Highlights from “How to make Wealth”

One of my favorite online resources is Paul Graham’s blog, with his incredible list of thought-provoking essays. I like his idea of “condensing forty years into four,” as it also (kind of) applies to high risk investing – it helps me keep my sanity in the current cryptocurrency markets. 

How to make Wealth

“Economically, you can think of a startup as a way to compress your whole working life into a few years. Instead of working at a low intensity for forty years, you work as hard as you possibly can for four. This pays especially well in technology, where you earn a premium for working fast.”

“Startups are not magic. They don’t change the laws of wealth creation. They just represent a point at the far end of the curve. There is a conservation law at work here: if you want to make a million dollars, you have to endure a million dollars’ worth of pain. For example, one way to make a million dollars would be to work for the Post Office your whole life, and save every penny of your salary. Imagine the stress of working for the Post Office for fifty years. In a startup you compress all this stress into three or four years. You do tend to get a certain bulk discount if you buy the economy-size pain, but you can’t evade the fundamental conservation law. If starting a startup were easy, everyone would do it.”

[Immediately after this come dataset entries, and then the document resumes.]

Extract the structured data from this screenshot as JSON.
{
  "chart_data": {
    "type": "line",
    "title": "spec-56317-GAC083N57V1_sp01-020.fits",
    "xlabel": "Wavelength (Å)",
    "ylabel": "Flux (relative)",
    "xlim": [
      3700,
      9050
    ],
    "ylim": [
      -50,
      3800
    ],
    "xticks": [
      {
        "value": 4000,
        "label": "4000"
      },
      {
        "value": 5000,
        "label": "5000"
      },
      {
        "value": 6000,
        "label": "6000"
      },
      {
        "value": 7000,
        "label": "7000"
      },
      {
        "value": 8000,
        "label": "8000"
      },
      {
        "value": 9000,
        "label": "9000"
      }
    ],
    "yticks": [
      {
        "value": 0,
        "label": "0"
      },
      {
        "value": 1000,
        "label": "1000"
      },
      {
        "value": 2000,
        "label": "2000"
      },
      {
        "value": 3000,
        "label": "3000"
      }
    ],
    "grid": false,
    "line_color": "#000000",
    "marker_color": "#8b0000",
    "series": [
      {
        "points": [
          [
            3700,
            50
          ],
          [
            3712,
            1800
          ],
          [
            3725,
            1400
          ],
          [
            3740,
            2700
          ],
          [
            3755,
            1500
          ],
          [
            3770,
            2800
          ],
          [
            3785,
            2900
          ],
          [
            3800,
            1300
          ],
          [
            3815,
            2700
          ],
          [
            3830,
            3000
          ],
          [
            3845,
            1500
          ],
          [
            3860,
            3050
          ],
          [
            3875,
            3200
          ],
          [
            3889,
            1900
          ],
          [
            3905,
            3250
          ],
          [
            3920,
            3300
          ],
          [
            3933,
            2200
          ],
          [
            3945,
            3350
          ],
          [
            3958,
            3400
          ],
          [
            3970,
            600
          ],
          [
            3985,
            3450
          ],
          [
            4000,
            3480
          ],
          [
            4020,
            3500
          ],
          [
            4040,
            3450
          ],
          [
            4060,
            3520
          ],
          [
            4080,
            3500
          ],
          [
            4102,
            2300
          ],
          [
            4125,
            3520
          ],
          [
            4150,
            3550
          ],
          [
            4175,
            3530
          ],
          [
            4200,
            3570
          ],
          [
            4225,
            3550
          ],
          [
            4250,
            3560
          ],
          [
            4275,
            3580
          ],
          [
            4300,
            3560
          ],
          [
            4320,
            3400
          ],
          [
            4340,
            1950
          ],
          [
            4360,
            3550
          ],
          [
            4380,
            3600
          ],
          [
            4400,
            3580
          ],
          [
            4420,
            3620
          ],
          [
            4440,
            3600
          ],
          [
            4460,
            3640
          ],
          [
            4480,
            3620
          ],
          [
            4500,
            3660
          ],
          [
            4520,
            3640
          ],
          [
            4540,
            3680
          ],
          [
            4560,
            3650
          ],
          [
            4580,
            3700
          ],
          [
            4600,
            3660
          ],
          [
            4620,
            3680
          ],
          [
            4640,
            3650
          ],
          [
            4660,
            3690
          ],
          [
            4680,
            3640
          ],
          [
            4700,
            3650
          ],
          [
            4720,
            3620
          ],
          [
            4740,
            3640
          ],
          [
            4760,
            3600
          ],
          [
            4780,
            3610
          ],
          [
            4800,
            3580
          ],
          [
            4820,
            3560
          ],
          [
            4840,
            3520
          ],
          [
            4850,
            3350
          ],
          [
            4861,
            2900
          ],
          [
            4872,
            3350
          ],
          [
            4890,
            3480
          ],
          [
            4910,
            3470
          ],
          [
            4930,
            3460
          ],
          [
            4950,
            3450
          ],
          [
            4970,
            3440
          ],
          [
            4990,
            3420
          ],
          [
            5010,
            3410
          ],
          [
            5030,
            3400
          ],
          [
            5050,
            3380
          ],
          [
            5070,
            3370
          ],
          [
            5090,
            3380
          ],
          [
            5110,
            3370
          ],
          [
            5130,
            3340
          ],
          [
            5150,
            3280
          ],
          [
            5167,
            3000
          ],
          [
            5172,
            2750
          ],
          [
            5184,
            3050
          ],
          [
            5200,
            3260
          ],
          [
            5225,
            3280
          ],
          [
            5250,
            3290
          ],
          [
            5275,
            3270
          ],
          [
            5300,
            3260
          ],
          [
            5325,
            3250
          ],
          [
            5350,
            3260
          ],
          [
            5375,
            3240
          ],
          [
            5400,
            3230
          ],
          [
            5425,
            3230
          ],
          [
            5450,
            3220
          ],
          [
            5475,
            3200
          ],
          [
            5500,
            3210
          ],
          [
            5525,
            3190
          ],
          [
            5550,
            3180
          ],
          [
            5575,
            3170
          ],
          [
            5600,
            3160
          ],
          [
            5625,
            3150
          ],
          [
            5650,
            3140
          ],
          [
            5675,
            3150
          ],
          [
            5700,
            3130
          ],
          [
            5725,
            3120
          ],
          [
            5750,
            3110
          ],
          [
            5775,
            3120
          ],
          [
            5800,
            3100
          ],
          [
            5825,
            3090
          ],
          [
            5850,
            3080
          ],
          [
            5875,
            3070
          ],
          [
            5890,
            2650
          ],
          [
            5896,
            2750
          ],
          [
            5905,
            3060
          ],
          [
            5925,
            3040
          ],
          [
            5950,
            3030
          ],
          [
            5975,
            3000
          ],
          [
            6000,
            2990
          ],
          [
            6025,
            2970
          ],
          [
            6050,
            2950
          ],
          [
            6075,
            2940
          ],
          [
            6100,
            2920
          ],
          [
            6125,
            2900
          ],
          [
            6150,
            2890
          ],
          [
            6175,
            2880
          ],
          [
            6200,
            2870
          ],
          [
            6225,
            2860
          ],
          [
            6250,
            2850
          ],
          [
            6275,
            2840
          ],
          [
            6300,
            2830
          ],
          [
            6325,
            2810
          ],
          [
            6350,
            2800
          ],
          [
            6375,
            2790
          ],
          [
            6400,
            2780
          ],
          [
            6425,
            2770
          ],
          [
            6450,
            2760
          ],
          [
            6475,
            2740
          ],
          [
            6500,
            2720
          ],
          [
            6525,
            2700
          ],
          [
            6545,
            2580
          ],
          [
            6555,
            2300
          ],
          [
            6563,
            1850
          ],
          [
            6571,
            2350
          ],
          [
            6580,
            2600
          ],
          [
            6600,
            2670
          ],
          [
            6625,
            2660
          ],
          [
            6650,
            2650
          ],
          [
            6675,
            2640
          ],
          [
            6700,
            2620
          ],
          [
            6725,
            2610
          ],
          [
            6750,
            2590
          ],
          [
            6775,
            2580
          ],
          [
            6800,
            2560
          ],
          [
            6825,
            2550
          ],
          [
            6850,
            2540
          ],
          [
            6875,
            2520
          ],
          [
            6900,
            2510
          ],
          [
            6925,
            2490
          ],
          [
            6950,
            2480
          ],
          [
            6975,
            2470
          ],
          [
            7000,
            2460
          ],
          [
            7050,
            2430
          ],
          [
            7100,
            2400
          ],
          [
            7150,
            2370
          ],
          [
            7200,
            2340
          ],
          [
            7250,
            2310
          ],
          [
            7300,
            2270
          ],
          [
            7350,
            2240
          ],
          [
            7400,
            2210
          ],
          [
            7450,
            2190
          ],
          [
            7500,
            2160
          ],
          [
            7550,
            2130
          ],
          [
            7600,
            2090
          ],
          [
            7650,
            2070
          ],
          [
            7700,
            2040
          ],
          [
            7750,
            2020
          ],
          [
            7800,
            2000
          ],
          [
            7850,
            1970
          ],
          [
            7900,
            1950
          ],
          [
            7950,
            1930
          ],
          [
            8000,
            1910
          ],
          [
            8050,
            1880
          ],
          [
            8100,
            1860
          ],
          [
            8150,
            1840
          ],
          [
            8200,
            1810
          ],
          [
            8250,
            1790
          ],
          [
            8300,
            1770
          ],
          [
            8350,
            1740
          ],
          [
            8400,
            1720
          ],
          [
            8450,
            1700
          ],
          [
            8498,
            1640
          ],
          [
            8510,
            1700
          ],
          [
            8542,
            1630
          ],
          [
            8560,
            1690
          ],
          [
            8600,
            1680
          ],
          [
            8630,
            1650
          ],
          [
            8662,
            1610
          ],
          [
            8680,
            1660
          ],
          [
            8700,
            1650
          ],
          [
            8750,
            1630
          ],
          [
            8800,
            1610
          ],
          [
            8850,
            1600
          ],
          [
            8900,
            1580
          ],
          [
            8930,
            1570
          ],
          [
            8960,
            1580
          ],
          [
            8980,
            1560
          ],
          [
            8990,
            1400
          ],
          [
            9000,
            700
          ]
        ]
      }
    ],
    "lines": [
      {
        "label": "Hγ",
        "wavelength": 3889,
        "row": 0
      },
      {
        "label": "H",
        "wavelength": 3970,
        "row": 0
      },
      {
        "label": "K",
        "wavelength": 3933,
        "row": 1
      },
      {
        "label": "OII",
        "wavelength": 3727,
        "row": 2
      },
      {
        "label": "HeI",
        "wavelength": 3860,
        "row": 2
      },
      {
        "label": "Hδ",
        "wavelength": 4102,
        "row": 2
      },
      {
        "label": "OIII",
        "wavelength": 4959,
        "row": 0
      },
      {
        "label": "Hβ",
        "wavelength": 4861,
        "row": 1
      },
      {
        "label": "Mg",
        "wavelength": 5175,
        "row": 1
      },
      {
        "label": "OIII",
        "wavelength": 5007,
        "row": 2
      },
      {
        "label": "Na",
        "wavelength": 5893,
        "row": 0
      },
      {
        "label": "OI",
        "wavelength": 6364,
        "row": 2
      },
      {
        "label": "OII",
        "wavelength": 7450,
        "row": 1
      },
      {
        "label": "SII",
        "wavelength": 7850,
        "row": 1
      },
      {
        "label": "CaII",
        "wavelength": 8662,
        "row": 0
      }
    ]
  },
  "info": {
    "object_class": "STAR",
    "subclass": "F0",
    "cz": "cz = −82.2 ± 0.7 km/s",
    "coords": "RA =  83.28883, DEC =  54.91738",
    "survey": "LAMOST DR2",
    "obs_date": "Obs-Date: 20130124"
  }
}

“A startup is like a mosquito. A bear can absorb a hit and a crab is armored against one, but a mosquito is designed for one thing: to score. No energy is wasted on defense. The defense of mosquitos, as a species, is that there are a lot of them, but this is little consolation to the individual mosquito.”

paulgraham.com/wealth.html

Related reading includes Morgan Housel’s The Psychology of Money,  and Naval Ravikant’s How to Get Rich (without getting lucky)  tweetstorm.